# What are all the possible rational zeros for f(x)=3x^3-11x^2+5x+3 and how do you find all zeros?

Oct 26, 2016

$f \left(x\right)$ has zeros $1$, $- \frac{1}{3}$ and $3$

#### Explanation:

$f \left(x\right) = 3 {x}^{3} - 11 {x}^{2} + 5 x + 3$

By the rational roots theorem, any rational zero of $f \left(x\right)$ is expressible in the form $\frac{p}{q}$ for integers $p , q$ with $p$ a divisor of the constant term $3$ and $q$ a divisor of the coefficient $3$ of the leading term.

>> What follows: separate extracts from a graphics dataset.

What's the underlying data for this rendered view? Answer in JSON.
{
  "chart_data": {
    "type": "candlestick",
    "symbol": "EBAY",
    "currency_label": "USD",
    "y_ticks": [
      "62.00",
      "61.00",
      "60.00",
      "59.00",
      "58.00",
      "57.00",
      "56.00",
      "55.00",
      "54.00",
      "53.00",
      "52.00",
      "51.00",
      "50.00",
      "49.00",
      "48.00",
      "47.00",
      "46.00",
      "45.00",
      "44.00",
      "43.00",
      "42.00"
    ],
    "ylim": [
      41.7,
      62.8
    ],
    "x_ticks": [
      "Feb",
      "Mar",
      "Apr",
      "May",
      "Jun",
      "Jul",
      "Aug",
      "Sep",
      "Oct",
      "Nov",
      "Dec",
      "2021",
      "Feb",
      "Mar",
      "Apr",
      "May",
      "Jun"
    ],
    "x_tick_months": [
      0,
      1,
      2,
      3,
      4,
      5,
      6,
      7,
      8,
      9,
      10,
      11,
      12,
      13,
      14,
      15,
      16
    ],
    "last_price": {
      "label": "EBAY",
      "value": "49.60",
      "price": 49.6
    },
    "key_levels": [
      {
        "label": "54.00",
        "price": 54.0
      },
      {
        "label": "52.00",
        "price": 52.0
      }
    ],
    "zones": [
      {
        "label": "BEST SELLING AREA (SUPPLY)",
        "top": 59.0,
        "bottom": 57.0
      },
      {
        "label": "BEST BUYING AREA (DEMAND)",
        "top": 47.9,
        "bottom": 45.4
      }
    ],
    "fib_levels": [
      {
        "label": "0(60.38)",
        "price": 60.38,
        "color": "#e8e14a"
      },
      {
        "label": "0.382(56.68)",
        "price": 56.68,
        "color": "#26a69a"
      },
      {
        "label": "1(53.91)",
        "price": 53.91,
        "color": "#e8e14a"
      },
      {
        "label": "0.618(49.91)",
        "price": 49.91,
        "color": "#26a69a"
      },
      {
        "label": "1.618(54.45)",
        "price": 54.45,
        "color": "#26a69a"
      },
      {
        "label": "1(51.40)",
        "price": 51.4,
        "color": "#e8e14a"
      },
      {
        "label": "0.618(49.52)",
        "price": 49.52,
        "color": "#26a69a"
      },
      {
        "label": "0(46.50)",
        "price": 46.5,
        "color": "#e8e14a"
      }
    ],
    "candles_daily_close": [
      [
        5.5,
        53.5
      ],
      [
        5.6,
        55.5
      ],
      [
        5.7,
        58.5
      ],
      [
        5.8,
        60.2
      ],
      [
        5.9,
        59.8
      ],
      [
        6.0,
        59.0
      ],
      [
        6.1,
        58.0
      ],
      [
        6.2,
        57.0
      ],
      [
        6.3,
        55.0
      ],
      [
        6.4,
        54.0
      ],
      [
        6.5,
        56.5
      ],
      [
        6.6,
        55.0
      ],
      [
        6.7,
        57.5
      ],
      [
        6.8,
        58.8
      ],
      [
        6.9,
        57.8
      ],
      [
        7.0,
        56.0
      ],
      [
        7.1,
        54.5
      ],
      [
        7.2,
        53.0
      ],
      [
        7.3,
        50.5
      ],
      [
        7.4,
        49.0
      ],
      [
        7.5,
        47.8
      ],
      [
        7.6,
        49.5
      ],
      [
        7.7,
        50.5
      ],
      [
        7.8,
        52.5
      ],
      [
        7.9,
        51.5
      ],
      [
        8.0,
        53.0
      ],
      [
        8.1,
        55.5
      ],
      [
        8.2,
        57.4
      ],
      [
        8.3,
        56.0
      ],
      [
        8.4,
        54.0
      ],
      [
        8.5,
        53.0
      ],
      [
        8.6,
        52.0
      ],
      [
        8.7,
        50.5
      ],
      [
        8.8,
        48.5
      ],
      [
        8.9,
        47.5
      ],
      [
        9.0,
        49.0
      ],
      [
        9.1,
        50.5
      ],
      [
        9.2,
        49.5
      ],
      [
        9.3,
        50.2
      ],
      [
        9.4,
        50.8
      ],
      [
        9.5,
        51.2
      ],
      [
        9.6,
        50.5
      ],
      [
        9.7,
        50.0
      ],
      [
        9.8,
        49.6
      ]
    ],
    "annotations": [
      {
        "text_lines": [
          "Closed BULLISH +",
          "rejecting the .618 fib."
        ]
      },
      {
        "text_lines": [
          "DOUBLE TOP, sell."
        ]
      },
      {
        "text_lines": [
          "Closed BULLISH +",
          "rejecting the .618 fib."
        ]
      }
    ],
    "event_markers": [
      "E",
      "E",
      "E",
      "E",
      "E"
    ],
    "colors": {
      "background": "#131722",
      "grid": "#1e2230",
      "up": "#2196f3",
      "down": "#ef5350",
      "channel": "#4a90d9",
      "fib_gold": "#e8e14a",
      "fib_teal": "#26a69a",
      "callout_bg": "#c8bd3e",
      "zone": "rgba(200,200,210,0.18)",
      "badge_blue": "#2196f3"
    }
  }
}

That means that the only possible rational zeros are:

$\pm \frac{1}{3} , \pm 1 , \pm 3$

Note first that there's a shortcut in this particular example, in that the sum of the coefficients is $0$. That is $3 - 11 + 5 + 3 = 0$

Hence we can deduce that $f \left(1\right) = 0$, $x = 1$ is a zero of $f \left(x\right)$ and $\left(x - 1\right)$ is a factor:

$3 {x}^{3} - 11 {x}^{2} + 5 x + 3 = \left(x - 1\right) \left(3 {x}^{2} - 8 x - 3\right)$

We could just try the remaining rational possibilities that we listed, but we can factor the remaining quadratic ($3 {x}^{2} - 8 x - 3$) easily enough using an AC method.

Find a pair of factors of $A C = 3 \cdot 3 = 9$ which differ by $B = 8$.

The pair $9 , 1$ works in that $9 \cdot 1 = 9$ and $9 - 1 = 8$

Use this pair to split the middle term and factor by grouping:

$3 {x}^{2} - 8 x - 3 = 3 {x}^{2} - 9 x + x - 3$

$\textcolor{w h i t e}{3 {x}^{2} - 8 x - 3} = \left(3 {x}^{2} - 9 x\right) + \left(x - 3\right)$

$\textcolor{w h i t e}{3 {x}^{2} - 8 x - 3} = 3 x \left(x - 3\right) + 1 \left(x - 3\right)$

$\textcolor{w h i t e}{3 {x}^{2} - 8 x - 3} = \left(3 x + 1\right) \left(x - 3\right)$

Hence the other two zeros of $f \left(x\right)$ are $x = - \frac{1}{3}$ and $x = 3$